Leonel de Lima (1403 – 13 April 1495) was a Portuguese nobleman, the first Viscount of Vila Nova de Cerveira and the first person to hold a noble title of viscount in Portugal. Born into a noble family, he inherited lands and rights, which he actively defended. He expanded his influence over the town of Ponte de Lima, leading to several conflicts between the two. He held multiple offices, such as alcaide in Ponte de Lima and coudel.

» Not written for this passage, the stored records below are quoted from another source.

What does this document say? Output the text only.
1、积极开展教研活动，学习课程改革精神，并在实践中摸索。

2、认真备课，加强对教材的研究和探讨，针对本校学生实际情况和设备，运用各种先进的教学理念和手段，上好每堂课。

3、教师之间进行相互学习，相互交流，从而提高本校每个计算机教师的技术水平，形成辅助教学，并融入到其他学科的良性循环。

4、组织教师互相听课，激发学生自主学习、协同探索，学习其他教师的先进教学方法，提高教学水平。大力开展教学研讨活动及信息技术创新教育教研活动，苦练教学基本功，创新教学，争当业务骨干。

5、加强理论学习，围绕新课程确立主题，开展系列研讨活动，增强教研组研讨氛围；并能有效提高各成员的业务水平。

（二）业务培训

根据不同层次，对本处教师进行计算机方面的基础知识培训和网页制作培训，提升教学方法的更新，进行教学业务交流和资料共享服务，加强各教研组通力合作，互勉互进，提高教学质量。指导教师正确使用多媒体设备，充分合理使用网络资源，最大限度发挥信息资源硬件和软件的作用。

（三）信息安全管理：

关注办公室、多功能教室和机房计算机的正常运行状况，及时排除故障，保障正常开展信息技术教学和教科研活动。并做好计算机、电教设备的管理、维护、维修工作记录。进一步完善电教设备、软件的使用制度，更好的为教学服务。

== Early Life and Family Background ==

Leonel de Lima was born in 1403, son of Fernão Eanes de Lima and Teresa da Silva. His father, Fernão Eanes, was a notable nobleman who significantly elevated the family's status through royal favor granted by King João I of Portugal. Fernão was granted extensive lands and jurisdictions, including the house in Giela, in Arcos de Valdevez and the territories of Fraião, Coura, São Martinho, São Estêvão, Jaraz, and Vai de Vez, in the region of Entre Douro e Minho, with full civil and criminal jurisdiction rights. These grants, made between 1398 and 1399, firmly established the Lima family's territorial base and legal authority in northern Portugal. Fernão also held the office of coudel, an administrative and judicial role that included privileges such as appointing meirinhos (local magistrates).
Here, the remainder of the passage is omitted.